Aber gestattet mit die ketzerische Frage, wo diese Handlung böse war?
Böse ist sie lediglich nach unseren modernen Vorstellungen. Aber da passt ein Gut/Böse Schema ja auch nicht mehr so gut.
In einer eher mittelalterlichen Welt ist das Vorgehen der SCs ziemlich gerissen, legal und sogar eher heldenhaft. Man muss ja davon ausgehen, dass die Banditen jedem Wanderer illegal Wegzoll abnehmen und damit die Gemeinschaft der ehrbaren Bürger schädigen. Aus diesem Grunde werden sie ohnehin für vogelfrei erklärt worden sein.
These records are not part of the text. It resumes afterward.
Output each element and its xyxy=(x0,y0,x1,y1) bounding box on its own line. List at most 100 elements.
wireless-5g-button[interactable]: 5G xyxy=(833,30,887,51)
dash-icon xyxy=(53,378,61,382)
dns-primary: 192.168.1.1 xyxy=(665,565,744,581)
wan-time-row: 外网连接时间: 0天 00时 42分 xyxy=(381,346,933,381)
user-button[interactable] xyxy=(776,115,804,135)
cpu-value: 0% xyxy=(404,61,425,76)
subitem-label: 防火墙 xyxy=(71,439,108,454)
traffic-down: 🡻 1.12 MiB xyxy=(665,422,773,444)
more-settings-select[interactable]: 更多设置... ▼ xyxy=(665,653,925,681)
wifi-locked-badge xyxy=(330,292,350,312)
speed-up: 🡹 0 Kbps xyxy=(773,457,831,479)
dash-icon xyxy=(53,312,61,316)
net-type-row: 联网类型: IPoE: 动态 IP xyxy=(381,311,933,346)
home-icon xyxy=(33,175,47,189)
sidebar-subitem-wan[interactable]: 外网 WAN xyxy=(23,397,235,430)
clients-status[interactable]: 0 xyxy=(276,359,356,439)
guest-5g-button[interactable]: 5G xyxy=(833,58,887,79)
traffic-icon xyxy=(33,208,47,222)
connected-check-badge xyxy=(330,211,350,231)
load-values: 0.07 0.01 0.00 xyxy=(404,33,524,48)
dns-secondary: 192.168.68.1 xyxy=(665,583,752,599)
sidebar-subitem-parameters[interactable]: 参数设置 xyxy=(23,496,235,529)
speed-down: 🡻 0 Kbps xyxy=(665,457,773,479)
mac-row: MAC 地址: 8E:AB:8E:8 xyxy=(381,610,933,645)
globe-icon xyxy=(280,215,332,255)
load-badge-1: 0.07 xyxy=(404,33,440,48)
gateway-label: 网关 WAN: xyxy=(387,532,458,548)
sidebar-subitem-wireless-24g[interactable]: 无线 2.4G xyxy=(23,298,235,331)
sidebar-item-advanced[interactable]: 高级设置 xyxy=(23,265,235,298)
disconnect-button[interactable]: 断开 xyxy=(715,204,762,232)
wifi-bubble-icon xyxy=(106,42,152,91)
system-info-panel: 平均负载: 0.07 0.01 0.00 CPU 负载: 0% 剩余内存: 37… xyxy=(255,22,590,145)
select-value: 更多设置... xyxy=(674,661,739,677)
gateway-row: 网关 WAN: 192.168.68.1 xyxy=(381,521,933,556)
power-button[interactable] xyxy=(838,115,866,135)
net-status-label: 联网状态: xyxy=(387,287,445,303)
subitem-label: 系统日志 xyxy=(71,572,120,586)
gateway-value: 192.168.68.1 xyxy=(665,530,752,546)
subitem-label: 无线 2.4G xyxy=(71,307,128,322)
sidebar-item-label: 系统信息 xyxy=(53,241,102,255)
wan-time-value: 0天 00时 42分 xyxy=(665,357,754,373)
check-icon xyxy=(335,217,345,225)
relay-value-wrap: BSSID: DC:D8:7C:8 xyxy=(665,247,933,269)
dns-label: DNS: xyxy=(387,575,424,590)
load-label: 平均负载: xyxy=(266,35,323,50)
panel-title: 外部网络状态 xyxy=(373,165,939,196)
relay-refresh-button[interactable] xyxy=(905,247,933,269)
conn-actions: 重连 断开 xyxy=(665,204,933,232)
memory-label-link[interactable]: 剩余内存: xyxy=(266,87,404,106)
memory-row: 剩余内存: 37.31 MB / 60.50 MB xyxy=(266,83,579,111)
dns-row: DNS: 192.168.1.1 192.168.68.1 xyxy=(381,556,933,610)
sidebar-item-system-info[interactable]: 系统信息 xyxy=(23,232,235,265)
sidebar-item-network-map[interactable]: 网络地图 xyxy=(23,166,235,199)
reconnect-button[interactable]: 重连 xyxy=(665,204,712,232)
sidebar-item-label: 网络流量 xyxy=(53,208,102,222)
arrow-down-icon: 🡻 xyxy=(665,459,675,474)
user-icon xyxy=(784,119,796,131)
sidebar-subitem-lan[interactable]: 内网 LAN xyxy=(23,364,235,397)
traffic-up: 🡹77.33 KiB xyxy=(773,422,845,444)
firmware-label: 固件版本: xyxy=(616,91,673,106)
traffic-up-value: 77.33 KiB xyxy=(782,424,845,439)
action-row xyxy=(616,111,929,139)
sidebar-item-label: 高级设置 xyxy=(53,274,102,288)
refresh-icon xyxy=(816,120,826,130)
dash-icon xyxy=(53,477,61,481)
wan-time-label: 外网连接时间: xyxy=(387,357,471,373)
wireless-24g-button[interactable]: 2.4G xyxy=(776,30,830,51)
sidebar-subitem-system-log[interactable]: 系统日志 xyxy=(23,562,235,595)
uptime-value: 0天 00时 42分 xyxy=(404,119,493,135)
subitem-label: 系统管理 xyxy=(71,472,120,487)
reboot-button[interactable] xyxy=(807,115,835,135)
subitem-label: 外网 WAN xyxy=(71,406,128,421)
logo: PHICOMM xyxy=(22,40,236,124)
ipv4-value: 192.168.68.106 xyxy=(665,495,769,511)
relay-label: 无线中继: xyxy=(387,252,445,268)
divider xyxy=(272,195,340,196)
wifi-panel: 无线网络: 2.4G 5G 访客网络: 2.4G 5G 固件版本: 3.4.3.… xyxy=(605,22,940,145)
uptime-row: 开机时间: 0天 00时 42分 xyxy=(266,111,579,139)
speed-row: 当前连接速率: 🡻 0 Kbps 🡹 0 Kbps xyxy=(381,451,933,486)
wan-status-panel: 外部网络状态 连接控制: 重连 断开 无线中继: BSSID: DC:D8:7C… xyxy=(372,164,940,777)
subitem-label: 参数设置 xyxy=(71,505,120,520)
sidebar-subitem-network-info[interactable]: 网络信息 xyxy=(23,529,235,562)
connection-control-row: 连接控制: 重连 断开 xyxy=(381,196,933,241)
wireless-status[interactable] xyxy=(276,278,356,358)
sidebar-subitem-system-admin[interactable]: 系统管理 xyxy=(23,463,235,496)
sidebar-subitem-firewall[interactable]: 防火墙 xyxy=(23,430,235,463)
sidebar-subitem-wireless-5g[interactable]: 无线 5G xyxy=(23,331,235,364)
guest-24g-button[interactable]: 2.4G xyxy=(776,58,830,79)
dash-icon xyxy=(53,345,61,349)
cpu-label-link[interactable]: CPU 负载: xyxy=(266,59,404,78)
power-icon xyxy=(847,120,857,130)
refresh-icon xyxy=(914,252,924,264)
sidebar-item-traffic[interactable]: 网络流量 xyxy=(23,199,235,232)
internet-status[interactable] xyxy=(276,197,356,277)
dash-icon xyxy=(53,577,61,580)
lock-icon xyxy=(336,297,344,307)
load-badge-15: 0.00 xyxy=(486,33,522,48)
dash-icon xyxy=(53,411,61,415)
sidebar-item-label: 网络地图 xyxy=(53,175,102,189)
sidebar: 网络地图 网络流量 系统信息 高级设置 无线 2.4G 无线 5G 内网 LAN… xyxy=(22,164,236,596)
Wenn sich nun die SCs diesem Schandfleck annehmen und das nicht mehr die Obrigkeit tun muss, ist das eine gute Tat, da sie ja auch dafür sorgen, dass die Gemeinschaft nicht mehr geschädigt wird.
Wenn Eberron also halbwegs nach einem mittelalterlichen Vorbild tickt, dann plädiere ich hiermit für "Nicht schuldig einer bösen Tat"
Desweiteren greife ich als SL nie in die Gesinnung der SCs ein, zumindest nicht so direkt. Wenn Ein Spieler meiner Meinung nach gegen seine Gesinnung verrstößt, schaue ich mir das an, spreche dann mit ihm darüber, wie der SC die Situationen und seine Handlungen gegenüber sich selbst rechtfertigt und ziehe dann meine Schlüsse.
Wenn der SC weiter gegen seine Gesinnung verstößt, dann bemerkt er die ersten Nachteile, sollte seine Klasse damit verbunden sein. Ansonsten schlage ich dem Spieler für seinen SC einen Gesinnungswechsel vor.
Bad Horse:
Besonders in das Schema "gut" passt die Aktion wohl nicht... aber letzten Endes stimme ich meinen Vorrednern zu: Der Spieler sollte über die Gesinnung des Chars bestimmen. Wenn irgendjemand ein Problem mit der Gesinnung hat, dann kann man darüber sprechen (am besten in der gesamten Gruppe).
Alternativ kann man natürlich die Verwaltung der Gesinnung gleich dem SL übertragen - dann bestimmt der, wie die Götter, magische Gegenstände und ähnliches auf die Chars reagieren, je nachdem, wie sie sich verhalten. Der Spieler kann dann zwar eine Gesinnung vorschlagen, aber letzten Endes hängt das dann von der Interpretation des SLs ab.